A Case For Adaptive Deep Neural Networks in Edge Computing
Francis McNamee, Schahram Dustadar, Peter Kilpatrick, Weisong Shi, Ivor Spence, Blesson Varghese
Edge computing offers an additional layer of compute infrastructure closer to the data source before raw data from privacy-sensitive and performance-critical applications is transferred to a cloud data center. Deep Neural Networks (DNNs) are one class of applications that are reported to benefit from collaboratively computing between the edge and the cloud. A DNN is partitioned such that specific layers of the DNN are deployed onto the edge and the cloud to meet performance and privacy objectives. However, there is limited understanding of: (a) whether and how evolving operational conditions (increased CPU and memory utilization at the edge or reduced data transfer rates between the edge and the cloud) affect the performance of already deployed DNNs, and (b) whether a new partition configuration is required to maximize performance.

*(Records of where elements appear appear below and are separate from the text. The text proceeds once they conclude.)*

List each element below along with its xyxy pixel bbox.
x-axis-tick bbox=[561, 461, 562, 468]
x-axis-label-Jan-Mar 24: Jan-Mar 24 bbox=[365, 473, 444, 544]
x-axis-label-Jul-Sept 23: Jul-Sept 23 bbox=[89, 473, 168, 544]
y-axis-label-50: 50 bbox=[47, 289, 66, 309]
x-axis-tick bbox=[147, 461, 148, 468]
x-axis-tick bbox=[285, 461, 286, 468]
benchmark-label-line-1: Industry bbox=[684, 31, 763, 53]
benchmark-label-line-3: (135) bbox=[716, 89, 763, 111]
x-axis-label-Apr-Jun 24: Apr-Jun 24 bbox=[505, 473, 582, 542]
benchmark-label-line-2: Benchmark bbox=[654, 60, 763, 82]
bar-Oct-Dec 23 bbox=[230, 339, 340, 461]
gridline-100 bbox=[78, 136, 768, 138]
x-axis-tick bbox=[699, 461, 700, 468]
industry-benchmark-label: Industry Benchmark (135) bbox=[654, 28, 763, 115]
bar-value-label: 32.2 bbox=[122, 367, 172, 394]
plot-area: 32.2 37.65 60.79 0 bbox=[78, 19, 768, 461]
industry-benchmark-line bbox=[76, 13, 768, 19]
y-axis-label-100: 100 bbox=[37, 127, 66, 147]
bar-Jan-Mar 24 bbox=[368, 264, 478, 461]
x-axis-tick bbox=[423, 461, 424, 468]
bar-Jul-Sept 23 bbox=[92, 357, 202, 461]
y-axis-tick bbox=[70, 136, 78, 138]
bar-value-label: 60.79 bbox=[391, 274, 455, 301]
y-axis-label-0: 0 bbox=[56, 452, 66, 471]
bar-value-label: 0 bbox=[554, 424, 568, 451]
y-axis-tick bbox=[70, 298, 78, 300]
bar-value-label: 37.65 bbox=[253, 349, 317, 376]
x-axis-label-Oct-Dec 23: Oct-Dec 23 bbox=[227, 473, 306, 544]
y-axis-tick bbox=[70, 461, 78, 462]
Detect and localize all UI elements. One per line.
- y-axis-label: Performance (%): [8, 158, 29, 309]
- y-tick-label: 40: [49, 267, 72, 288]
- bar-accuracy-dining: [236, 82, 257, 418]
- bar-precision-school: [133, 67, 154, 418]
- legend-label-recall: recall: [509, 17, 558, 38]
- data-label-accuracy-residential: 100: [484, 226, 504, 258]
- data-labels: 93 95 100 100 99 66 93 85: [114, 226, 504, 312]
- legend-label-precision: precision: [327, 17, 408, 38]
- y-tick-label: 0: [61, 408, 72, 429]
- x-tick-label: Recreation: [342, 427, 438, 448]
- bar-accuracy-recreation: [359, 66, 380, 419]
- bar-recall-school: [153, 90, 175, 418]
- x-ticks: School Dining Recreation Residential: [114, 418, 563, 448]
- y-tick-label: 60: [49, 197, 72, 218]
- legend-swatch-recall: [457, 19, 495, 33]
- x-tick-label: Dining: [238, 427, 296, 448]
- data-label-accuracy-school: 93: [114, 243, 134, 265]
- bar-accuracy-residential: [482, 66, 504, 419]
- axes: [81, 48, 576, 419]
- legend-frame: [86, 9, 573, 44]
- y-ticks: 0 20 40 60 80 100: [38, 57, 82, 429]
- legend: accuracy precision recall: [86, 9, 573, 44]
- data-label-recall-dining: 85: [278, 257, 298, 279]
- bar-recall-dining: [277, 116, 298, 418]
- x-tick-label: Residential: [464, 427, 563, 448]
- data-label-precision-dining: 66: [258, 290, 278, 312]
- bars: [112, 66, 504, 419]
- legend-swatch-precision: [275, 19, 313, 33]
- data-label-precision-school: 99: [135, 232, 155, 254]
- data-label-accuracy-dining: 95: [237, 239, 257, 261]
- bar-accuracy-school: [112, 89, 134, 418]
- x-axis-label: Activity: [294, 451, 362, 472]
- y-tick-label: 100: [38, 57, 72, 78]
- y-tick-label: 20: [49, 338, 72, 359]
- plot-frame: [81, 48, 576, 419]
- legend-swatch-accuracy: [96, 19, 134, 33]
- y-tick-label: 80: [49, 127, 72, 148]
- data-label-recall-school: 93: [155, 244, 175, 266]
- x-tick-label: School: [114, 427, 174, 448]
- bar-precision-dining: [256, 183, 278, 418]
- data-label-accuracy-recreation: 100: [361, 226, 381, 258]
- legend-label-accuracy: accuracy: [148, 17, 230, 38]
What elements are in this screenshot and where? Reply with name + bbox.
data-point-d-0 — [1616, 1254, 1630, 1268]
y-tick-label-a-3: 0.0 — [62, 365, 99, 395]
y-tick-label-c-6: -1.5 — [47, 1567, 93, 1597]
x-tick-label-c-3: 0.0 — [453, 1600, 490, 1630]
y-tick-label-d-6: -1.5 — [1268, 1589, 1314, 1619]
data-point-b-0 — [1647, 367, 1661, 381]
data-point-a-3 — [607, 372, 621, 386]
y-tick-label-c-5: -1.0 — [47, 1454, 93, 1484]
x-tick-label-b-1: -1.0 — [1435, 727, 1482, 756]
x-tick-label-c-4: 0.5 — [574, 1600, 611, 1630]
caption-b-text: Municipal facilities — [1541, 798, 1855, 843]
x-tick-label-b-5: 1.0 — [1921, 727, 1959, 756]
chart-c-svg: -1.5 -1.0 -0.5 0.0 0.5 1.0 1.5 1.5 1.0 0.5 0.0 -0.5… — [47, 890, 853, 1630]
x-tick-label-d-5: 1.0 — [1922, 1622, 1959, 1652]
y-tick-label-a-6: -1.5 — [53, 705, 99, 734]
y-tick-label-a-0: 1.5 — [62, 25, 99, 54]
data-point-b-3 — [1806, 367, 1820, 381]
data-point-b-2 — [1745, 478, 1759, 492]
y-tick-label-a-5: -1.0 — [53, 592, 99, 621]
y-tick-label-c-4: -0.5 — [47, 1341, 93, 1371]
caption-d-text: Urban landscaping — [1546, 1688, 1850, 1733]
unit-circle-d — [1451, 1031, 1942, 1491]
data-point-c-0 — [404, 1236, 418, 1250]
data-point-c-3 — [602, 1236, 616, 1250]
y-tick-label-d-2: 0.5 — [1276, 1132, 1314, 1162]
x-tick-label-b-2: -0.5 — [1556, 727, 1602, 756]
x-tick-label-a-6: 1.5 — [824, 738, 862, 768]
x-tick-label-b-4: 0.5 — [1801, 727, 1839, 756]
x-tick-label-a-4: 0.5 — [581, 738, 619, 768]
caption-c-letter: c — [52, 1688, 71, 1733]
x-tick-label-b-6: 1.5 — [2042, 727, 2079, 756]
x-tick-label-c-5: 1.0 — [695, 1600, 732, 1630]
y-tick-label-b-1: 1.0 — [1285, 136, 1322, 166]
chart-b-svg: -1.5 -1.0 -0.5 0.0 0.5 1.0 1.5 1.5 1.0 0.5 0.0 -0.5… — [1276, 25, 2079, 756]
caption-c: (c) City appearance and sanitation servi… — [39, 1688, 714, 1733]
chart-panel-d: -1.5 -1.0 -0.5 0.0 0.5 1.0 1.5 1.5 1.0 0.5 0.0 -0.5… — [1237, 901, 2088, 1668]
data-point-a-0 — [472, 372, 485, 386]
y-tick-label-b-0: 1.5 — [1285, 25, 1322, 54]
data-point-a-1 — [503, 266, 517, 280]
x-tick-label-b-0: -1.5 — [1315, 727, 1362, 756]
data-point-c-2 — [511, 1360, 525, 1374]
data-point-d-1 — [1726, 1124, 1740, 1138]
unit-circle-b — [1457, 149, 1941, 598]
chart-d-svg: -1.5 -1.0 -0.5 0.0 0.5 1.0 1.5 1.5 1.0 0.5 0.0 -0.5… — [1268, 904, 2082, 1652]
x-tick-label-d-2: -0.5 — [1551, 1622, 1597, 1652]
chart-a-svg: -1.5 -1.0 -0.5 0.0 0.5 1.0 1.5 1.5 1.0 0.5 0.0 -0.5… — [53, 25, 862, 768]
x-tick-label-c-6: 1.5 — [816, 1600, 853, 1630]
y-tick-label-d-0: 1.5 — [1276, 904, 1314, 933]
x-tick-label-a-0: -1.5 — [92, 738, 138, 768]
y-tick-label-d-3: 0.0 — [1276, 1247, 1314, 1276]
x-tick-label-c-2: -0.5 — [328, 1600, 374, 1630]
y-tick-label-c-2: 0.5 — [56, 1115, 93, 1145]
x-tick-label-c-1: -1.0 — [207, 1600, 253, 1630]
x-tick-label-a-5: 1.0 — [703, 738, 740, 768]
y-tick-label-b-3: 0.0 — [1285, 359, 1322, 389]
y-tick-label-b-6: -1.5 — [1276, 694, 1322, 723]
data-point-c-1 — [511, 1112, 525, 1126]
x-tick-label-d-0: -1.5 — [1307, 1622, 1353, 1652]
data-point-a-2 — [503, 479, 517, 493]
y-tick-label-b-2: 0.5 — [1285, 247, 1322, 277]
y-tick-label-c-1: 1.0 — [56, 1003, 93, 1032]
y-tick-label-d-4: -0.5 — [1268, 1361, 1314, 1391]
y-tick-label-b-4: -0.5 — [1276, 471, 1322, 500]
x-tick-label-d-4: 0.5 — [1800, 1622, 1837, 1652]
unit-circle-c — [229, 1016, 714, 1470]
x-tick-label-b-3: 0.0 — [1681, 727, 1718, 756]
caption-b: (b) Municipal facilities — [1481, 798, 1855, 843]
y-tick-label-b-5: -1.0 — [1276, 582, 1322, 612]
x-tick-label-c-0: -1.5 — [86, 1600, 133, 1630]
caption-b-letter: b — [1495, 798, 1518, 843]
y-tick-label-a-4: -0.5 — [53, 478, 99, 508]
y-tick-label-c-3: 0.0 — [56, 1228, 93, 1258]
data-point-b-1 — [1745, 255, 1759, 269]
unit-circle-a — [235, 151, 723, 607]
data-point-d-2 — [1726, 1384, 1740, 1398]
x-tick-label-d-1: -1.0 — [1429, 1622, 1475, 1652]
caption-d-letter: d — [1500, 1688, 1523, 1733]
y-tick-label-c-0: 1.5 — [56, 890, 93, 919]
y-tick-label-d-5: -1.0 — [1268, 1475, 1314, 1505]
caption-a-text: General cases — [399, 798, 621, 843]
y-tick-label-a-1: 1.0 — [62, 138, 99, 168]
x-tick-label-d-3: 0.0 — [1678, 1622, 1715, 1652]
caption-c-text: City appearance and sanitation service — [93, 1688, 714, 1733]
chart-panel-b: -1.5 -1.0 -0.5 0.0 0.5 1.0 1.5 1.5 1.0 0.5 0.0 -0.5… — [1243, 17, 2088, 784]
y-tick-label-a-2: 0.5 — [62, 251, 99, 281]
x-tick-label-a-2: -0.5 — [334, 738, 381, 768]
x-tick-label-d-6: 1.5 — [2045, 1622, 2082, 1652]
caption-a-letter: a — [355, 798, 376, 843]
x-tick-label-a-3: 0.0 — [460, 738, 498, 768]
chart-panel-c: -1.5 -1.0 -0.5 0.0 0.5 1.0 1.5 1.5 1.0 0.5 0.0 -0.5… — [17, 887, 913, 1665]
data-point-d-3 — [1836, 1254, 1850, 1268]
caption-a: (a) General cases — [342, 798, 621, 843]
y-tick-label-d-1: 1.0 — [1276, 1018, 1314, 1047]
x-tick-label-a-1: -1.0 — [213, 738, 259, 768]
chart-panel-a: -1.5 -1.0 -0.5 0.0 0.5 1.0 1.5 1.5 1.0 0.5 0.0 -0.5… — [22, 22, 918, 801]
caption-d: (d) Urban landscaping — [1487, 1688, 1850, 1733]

A DNN that adapts to changing operational conditions is referred to as an `adaptive DNN'. This paper investigates whether there is a case for adaptive DNNs in edge computing by considering three questions: (i) Are DNNs sensitive to operational conditions? (ii) How sensitive are DNNs to operational conditions? (iii) Do individual or a combination of operational conditions equally affect DNNs? The exploration is carried out in the context of 8 pre-trained DNN models and the results presented are from analyzing nearly 2 million data points. The results highlight that network conditions affects DNN performance more than CPU or memory related operational conditions. Repartitioning is noted to provide a performance gain in a number of cases, thus demonstrating the need for adaptive DNNs.